Sunday, October 7, 2012

LAD #8: Columbus Blog





     As Christopher Columbus set foot on shore, he was ushering in one of the most brutal conquests of one people over another. It is odd, and saddening that this man is so almost completely absolved of the atrocities he committed, and even given a holiday where we celebrate the beginning of many years of bloodshed. His success can not even be attributed to his own skill, apart from having the gall and ability to sail into the unknown. While it's the miscalculation that led him to the Americas that is most remembered, it should be the horrible things he did to the natives that should be ingrained in the minds of Americans. But the hundreds of thousands of Natives lives were lost in the name of progress?
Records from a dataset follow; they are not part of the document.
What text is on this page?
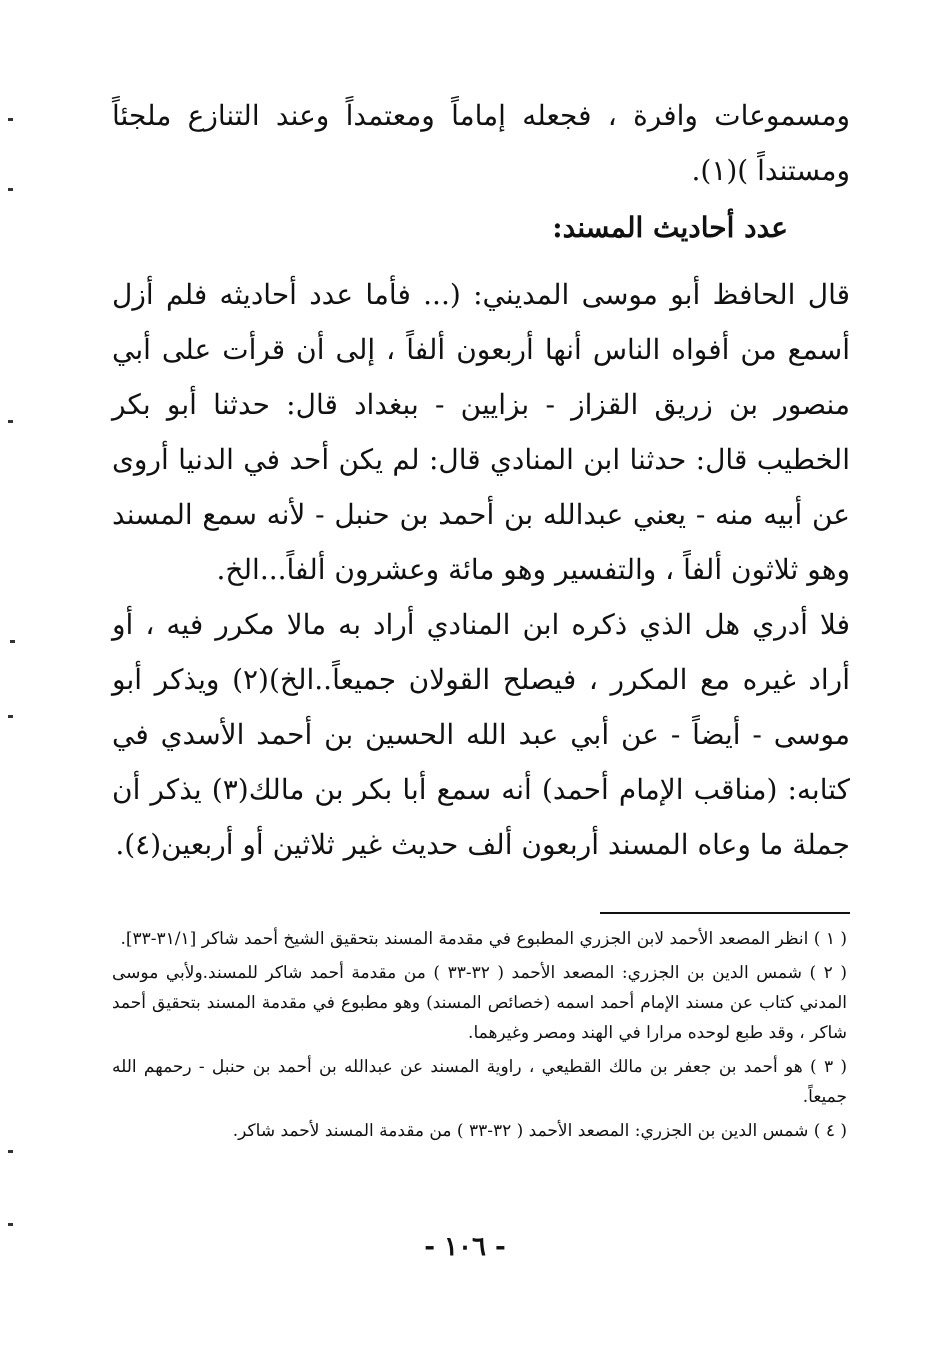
ومسموعات وافرة ، فجعله إماماً ومعتمداً وعند التنازع ملجئاً ومستنداً )(١).

عدد أحاديث المسند:

قال الحافظ أبو موسى المديني: (... فأما عدد أحاديثه فلم أزل أسمع من أفواه الناس أنها أربعون ألفاً ، إلى أن قرأت على أبي منصور بن زريق القزاز - بزايين - ببغداد قال: حدثنا أبو بكر الخطيب قال: حدثنا ابن المنادي قال: لم يكن أحد في الدنيا أروى عن أبيه منه - يعني عبدالله بن أحمد بن حنبل - لأنه سمع المسند وهو ثلاثون ألفاً ، والتفسير وهو مائة وعشرون ألفاً...الخ.

فلا أدري هل الذي ذكره ابن المنادي أراد به مالا مكرر فيه ، أو أراد غيره مع المكرر ، فيصلح القولان جميعاً..الخ)(٢) ويذكر أبو موسى - أيضاً - عن أبي عبد الله الحسين بن أحمد الأسدي في كتابه: (مناقب الإمام أحمد) أنه سمع أبا بكر بن مالك(٣) يذكر أن جملة ما وعاه المسند أربعون ألف حديث غير ثلاثين أو أربعين(٤).

( ١ ) انظر المصعد الأحمد لابن الجزري المطبوع في مقدمة المسند بتحقيق الشيخ أحمد شاكر [٣١/١-٣٣].

( ٢ ) شمس الدين بن الجزري: المصعد الأحمد ( ٣٢-٣٣ ) من مقدمة أحمد شاكر للمسند.ولأبي موسى المدني كتاب عن مسند الإمام أحمد اسمه (خصائص المسند) وهو مطبوع في مقدمة المسند بتحقيق أحمد شاكر ، وقد طبع لوحده مرارا في الهند ومصر وغيرهما.

( ٣ ) هو أحمد بن جعفر بن مالك القطيعي ، راوية المسند عن عبدالله بن أحمد بن حنبل - رحمهم الله جميعاً.

( ٤ ) شمس الدين بن الجزري: المصعد الأحمد ( ٣٢-٣٣ ) من مقدمة المسند لأحمد شاكر.

- ١٠٦ -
Zinn makes the argument that even though these terrible things happened that they shouldn't be condemned, but accepted as history. This doesn't mean that he should be condemned as an executioner, but that his impact on history is more than "sailing the ocean blue in 1492". But even if he was a man of high morals, his task lent itself to cruelty. He landed on the Americas with a very specific mission: to find gold and natives to bring back as slaves. This led to him forcing the natives to work in mines and in rivers to find gold, and if they didn't produce they had their throats cut and hands cut off. Many of the natives were captured and transported back to Europe but many died along the way. In one specific ship only two hundred of the initial five hundred made it back to Europe. His exploitation and treatment of the natives was not unlike that of the conquistadors that came after him, but yet he is somehow set above them. They are murderers and he is an "explorer", a term that is used very loosely in Columbus's case. So in the end, in my eyes, Columbus has fallen from the high pedestal that he was placed upon.